Мешковский бросил через плечо Брыле:
— Ну, коллега, приглашаю отужинать. Пан Богушевский угощает нас ромштексом из косули.
— Да что вы! Во-первых, кухня уже не работает, а во-вторых, где сейчас достанешь дичь?! Не те времена…
— А накормить нас вам все-таки придется. Мы умираем с голоду!
— Если только что-нибудь из холодных блюд…
— Давайте, ну и к этому что-нибудь для согрева. А то я весь дрожу.
Толстяк исчез. Офицеры сбросили плащ-накидки и уселись поудобнее на деревянных лавках. Им хотелось спать, они ощущали страшную усталость, но прежде надо было утолить голод. Мешковский потянул носом и заявил:
— Э-э-э… он что-то стряпает. Чувствую запах жареного.
Сидели молча, пока не появился хозяин ресторанчика. Он нес на подносе тарелки с яичницей, хлеб, сыр, масло. Поставил все на стол и с довольным видом сообщил:
— Кушайте. Сейчас принесу еще колбасы и что-нибудь для согрева.
— Вижу, что вы решили накормить нас основательно, — похвалил Мешковский.
Пан Богушевский напыжился и горделиво выпятил грудь.
— Разве я не знаю, что такое молодость и армейская служба? Сам служил когда-то в третьем полку тяжелой артиллерии. И воевал. Поэтому знаю, что солдат всегда голодный. Извините, только сбегаю за водкой.
Его круглая фигура прокатилась по залу и остановилась возле буфета. Он долго там чем-то орудовал. Брыла кивком головы показал в его сторону и прошептал:
— Забавный тип, верно?
— Добрейший человек.
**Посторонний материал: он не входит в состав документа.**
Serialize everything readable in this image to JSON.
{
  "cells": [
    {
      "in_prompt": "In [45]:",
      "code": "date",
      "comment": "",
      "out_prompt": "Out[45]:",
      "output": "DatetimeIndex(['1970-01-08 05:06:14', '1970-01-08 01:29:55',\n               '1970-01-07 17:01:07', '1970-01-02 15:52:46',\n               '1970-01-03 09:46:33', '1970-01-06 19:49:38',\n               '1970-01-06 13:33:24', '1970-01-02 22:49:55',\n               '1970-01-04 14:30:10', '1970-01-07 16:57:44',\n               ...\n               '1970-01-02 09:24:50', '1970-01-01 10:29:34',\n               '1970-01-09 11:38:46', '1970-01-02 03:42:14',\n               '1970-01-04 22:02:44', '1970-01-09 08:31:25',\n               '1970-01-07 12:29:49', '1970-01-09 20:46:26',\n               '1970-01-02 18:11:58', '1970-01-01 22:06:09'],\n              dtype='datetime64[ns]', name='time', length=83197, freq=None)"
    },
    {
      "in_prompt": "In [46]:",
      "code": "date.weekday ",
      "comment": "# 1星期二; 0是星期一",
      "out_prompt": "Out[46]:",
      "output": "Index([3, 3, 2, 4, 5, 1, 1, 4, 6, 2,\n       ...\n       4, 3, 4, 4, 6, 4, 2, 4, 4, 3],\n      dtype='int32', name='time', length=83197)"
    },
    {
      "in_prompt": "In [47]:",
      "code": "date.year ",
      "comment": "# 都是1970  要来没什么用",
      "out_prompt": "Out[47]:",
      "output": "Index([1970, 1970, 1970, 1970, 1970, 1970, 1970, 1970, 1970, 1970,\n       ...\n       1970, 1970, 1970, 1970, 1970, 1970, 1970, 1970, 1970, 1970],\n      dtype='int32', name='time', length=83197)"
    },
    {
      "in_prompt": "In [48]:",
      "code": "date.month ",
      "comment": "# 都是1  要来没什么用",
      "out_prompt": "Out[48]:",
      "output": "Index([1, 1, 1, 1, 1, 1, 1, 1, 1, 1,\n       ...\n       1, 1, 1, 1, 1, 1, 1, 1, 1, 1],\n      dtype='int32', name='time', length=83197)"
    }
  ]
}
Он же мог оставить нас несолоно хлебавши, — подтвердил Мешковский.
Вернувшись, толстяк поставил на стол тарелку с крупно нарезанным зельцем, довольно большую бутылку и три рюмки.
— Разрешите выпить с вами. Сочту это за честь для себя. Вы — офицеры, а я всего лишь подофицер.
— Неважно! Кто сегодня обращает на это внимание? — улыбнулся Мешковский.
— О нет! Дисциплина прежде всего! И уважение к офицерскому составу… — распалялся толстяк. — Я сам человек военный. Впрочем, не знаю, как теперь, я ведь служил в другой армии…
— В какой?
— В нашей, в старой! — Лицо его приняло мечтательное выражение, затем вдруг помрачнело. — Да, кто бы мог подумать… И все-таки давайте выпьем за наши успехи.
Он пил с особым шиком. Поставил рюмку на ладонь и резким, решительным движением поднес руку ко рту, а голову запрокинул назад. Потом вытер рот, поморщился и, словно подброшенный невидимой пружиной, выскочил из-за стола.